Silva somava 19 anos quando matou com três tiros de revólver
calibre 38 o dirigente sindical José Dutra da Costa (Dezinho), em Rondon do Pará,
sudeste do Pará, no dia 21 de novembro de 2000. Dezinho foi assassinado na
porta de sua casa, diante da esposa e dos quatro filhos pequenos.
Wellington de Jesus Silva foi preso por populares na ocasião da execução de Dezinho, que apesar de baleado, entrou em luta corporal com o assassino, caindo sobre o corpo dele em uma vala na rua onde morava.
Não é praxe a agilidade do setor de segurança pública e da justiça do
estado alcançar pistoleiros e a cúpula desta modalidade de crime que desde os
anos de 1980 impera no Pará sob o manto da impunidade.
Quem financiou a fuga, a subsistência, o ocultamento e advogados do
pistoleiro, que em 2019 impetraram novo processo com base em prescrição, é um elemento que intriga a família.
Na véspera do Dia das Mães, o sentimento da família do sindicalista é de perplexidade, revolta e de tensão. Maria Joel, viúva de Dezinho, após a morte do sindicalista assumiu a direção do Sindicato dos Trabalhadores Rurais em Rondon, e desde então é obrigada a andar com escolta policial por conta de ameaças de morte.
O caso Dezinho – outros envolvidos
Por intermediar a morte do sindicalista, Rogerio
Dias de Oliveira, irmão do pistoleiro, foi condenado a 16 de prisão em dezembro
do ano passado. 22 anos após a execução
do sindicalista, e 20 anos de foragido. Oliveira foi preso em Minas Gerais, provável
paradeiro de Wellington. Nestes casos, a morosidade impera.

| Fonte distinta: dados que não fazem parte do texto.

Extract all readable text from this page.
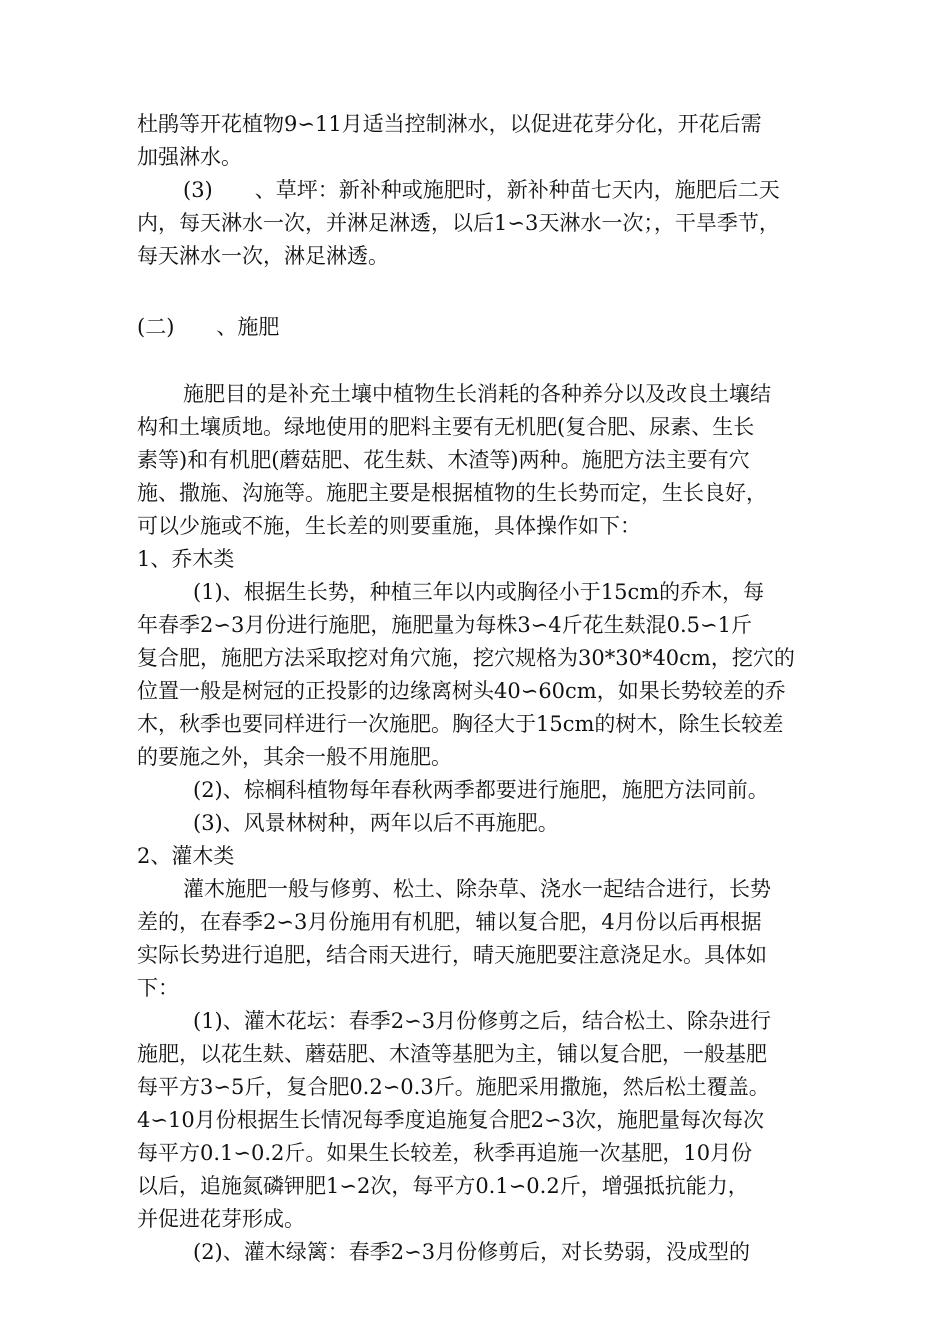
杜鹃等开花植物9∽11月适当控制淋水，以促进花芽分化，开花后需
加强淋水。
(3)　　、草坪：新补种或施肥时，新补种苗七天内，施肥后二天
内，每天淋水一次，并淋足淋透，以后1∽3天淋水一次；，干旱季节，
每天淋水一次，淋足淋透。
(二)　　、施肥
施肥目的是补充土壤中植物生长消耗的各种养分以及改良土壤结
构和土壤质地。绿地使用的肥料主要有无机肥(复合肥、尿素、生长
素等)和有机肥(蘑菇肥、花生麸、木渣等)两种。施肥方法主要有穴
施、撒施、沟施等。施肥主要是根据植物的生长势而定，生长良好，
可以少施或不施，生长差的则要重施，具体操作如下：
1、乔木类
(1)、根据生长势，种植三年以内或胸径小于15cm的乔木，每
年春季2∽3月份进行施肥，施肥量为每株3∽4斤花生麸混0.5∽1斤
复合肥，施肥方法采取挖对角穴施，挖穴规格为30*30*40cm，挖穴的
位置一般是树冠的正投影的边缘离树头40∽60cm，如果长势较差的乔
木，秋季也要同样进行一次施肥。胸径大于15cm的树木，除生长较差
的要施之外，其余一般不用施肥。
(2)、棕榈科植物每年春秋两季都要进行施肥，施肥方法同前。
(3)、风景林树种，两年以后不再施肥。
2、灌木类
灌木施肥一般与修剪、松土、除杂草、浇水一起结合进行，长势
差的，在春季2∽3月份施用有机肥，辅以复合肥，4月份以后再根据
实际长势进行追肥，结合雨天进行，晴天施肥要注意浇足水。具体如
下：
(1)、灌木花坛：春季2∽3月份修剪之后，结合松土、除杂进行
施肥，以花生麸、蘑菇肥、木渣等基肥为主，铺以复合肥，一般基肥
每平方3∽5斤，复合肥0.2∽0.3斤。施肥采用撒施，然后松土覆盖。
4∽10月份根据生长情况每季度追施复合肥2∽3次，施肥量每次每次
每平方0.1∽0.2斤。如果生长较差，秋季再追施一次基肥，10月份
以后，追施氮磷钾肥1∽2次，每平方0.1∽0.2斤，增强抵抗能力，
并促进花芽形成。
(2)、灌木绿篱：春季2∽3月份修剪后，对长势弱，没成型的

Em 2013 o fazendeiro Lourival de Souza Costa e
seu capataz Domício de Souza Neto foram absolvidos. Em 2019 o fazendeiro Décio
José Barroso Nunes, conhecido pela alcunha de Delsão, uma espécie de “dono” da
cidade de Rondon, foi condenado a 12 anos de prisão. Todavia, responde em
liberdade. Igosmar Mariano, primo de Rogerio e Wellington encontra-se foragido.
Tulipa Negra, o grilo que motivou o crime
Dados sistematizados pela CPT de Marabá
sinalizam que no mês de junho de 2000, 150 famílias organizadas por Dezinho
ocuparam a Fazenda Tulipa Negra, uma área de 3 mil hectares, que pertenceria ao
fazendeiro Kyume Mendes Lopes.
O título da fazenda teria sido expedido pelo governo
do Pará em 1918. No entanto, o documento expedido pelo estado possuía uma área
maior, 44 mil hectares. A Tulipa Negra seria uma espécie de desmembramento desta
área.
Desde outubro Dezinho estava convencido da
falsificação do título, posto que o estado do Pará não titulava terras no ano
de 1918, em áreas no que hoje é o território de Rondon do Pará. Em resumo, a
área em disputa e vizinhança foram/são terras griladas.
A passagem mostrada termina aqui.